I believe that there will be a COLA adjustment for 2012. I estimate ~2%. The inflation adjustment and the aging population will result in an increase in benefit payments next year of ~$40 billion (5.7%). With revenues rising much less than that, the red ink at SS is going to rise next year and for as far as I can see into the future.
What matters (to me) is cash flow. On the critical measure of FICA tax revenues minus Benefits the number comes up negative. For 2011 it will be $57.9 B in deficit. That compares to the red ink a year before that was (only) $47.2B.
The other Cash components that I am estimating for fiscal 2011 include:
Tax on Benefits = +$23b
RR retirement = -$5b
Overhead = -$7b
The sum of all the cash components brings the annual number to -$46.9b versus 2010’s -$36.2. Clearly, things are continuing to head the wrong way at the SSTF
Interest Income is a component of the picture that is not paid in cash. It is paid in script. I expect this number to be $114b. When the “paper” is included in the calculation it will look as if (and be reported as such) that there is a net surplus of $67.1b. I think this is deceiving. The Headline will read “Surplus”, but the reality is that SS is just a drain on us today. It is just a larger promise that has to be kept tomorrow.

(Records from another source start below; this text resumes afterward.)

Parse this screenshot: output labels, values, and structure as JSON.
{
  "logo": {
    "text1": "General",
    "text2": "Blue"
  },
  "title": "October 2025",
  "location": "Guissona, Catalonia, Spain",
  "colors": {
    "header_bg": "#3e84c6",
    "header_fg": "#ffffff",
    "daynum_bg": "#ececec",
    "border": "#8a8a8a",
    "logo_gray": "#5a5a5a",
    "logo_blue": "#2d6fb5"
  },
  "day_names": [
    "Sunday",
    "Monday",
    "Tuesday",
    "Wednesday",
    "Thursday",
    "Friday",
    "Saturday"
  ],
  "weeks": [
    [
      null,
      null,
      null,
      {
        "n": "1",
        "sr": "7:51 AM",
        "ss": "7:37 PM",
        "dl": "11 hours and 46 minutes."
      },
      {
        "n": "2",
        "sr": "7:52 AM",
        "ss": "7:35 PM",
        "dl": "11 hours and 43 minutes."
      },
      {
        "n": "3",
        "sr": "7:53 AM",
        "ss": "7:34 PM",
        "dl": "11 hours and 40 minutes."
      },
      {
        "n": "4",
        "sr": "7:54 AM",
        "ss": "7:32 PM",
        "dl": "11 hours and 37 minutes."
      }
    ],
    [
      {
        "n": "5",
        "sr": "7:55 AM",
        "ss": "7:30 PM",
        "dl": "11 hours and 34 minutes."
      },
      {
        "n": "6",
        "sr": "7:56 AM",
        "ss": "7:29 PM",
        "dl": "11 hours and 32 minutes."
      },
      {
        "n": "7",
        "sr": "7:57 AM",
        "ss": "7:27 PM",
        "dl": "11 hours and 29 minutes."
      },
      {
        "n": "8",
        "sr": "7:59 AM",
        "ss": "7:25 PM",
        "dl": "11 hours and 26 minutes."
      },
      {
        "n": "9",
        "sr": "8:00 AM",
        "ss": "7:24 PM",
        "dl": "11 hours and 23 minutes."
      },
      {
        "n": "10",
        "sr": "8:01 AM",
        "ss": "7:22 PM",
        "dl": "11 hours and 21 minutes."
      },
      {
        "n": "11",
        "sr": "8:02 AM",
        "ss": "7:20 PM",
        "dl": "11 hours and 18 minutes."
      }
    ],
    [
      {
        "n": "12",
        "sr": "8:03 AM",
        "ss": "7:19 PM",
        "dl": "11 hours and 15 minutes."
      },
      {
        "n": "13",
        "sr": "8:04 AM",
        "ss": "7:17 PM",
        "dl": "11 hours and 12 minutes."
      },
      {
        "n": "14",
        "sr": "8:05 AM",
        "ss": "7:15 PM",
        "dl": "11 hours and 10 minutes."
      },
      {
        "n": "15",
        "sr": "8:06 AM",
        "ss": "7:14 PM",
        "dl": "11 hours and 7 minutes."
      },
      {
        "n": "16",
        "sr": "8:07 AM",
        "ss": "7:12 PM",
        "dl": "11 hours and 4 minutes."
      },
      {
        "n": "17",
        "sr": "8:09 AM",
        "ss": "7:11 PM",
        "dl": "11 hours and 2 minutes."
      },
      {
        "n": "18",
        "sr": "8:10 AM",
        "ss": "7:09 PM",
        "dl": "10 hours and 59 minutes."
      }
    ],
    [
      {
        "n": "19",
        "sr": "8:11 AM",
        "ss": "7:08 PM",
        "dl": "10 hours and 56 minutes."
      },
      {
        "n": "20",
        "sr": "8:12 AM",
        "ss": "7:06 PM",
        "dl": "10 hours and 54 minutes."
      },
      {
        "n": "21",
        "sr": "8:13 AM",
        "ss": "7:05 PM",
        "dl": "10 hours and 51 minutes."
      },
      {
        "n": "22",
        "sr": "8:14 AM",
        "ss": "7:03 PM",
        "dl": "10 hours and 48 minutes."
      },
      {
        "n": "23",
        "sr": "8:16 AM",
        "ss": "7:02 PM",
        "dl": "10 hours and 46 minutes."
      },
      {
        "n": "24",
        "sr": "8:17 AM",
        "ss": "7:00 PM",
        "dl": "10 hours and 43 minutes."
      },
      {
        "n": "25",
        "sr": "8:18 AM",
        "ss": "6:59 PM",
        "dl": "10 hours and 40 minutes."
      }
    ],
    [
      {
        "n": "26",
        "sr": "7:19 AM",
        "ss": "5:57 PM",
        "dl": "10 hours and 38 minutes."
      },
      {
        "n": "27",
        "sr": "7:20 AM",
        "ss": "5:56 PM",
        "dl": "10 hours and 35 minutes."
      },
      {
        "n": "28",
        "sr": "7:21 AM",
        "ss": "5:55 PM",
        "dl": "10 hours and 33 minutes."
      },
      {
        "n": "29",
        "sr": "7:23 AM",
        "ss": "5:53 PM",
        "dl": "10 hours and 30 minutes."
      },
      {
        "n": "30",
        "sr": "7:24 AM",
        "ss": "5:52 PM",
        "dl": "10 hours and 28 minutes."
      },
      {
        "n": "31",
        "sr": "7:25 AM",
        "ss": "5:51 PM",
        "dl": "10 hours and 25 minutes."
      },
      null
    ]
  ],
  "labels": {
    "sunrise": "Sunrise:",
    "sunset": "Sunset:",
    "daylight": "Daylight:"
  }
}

For those who “Cheer” a surplus that includes phony interest I point out that in 2006/2007 the surplus was $190b and in 2008 (just 3 years ago) it was $180b. 2011 shows a significant slowdown. The Surplus will have fallen by 2/3rds from that recorded in 2007 (before TSHTF). In a matter of a few short years (and way ahead of the current forecasts) there will be no surplus at all. Not even one made out of confetti.
There are significant adjustments that have been made to the 2010/11 numbers. These represent re-statements of prior years estimates. The adjustment amount in 2010 came to a -$26b. So far in 2011 only $14bn has been recorded. Of the $13.6b of improved tax receipts in 2011, approximately $9b comes from changes in YoY adjustments. In other words, the apples to apples comparison of revenues is only +$4.0b (0.6%).
The annual adjustments to income cloud the results at SS. My conclusion is that on a straight comparison basis there is very little YoY change in revenues at SS. The implication is that there is little growth in total payrolls and there is little growth in wages. That’s not surprising at all. I expect that this will show up in the next few months of NFP numbers. I would, as a rule, take the “Under” on all those estimates.
There is one interesting thing to consider with SS. They have this paper surplus called a Trust Fund. That Trust Fund earns paper interest. Lots of it. At the end of the year that fund will total $2.65 trillion. It will have an investment average maturity of 7 years. The rate of interest paid to SS is currently 4.25%.
Now consider that the Treasury yields today for 7 years is a measly 1.58%. The difference of 2.67% comes to a whopping $70 billion a year in “excess” interest being paid to SS.
If one applied this same thinking to SS’s sisters, (the Military and Federal Workers Funds) it comes to ~$4T of principal that we are (over) paying interest on. The excess interest on the whole mess that is referred to as the “Federal Pension Obligations” comes to a very important $100+ billion. Every Year!
I’m not sure what to make of this. Clearly society is providing a significant ON BUDGET subsidy to these programs (this alone is 7% of the deficit). At a time when everything else is getting ReFi-ed at lower rates (and savers are getting creamed on their holdings) there should be a discussion of the biggest ReFi of them all, the federal Trust Funds.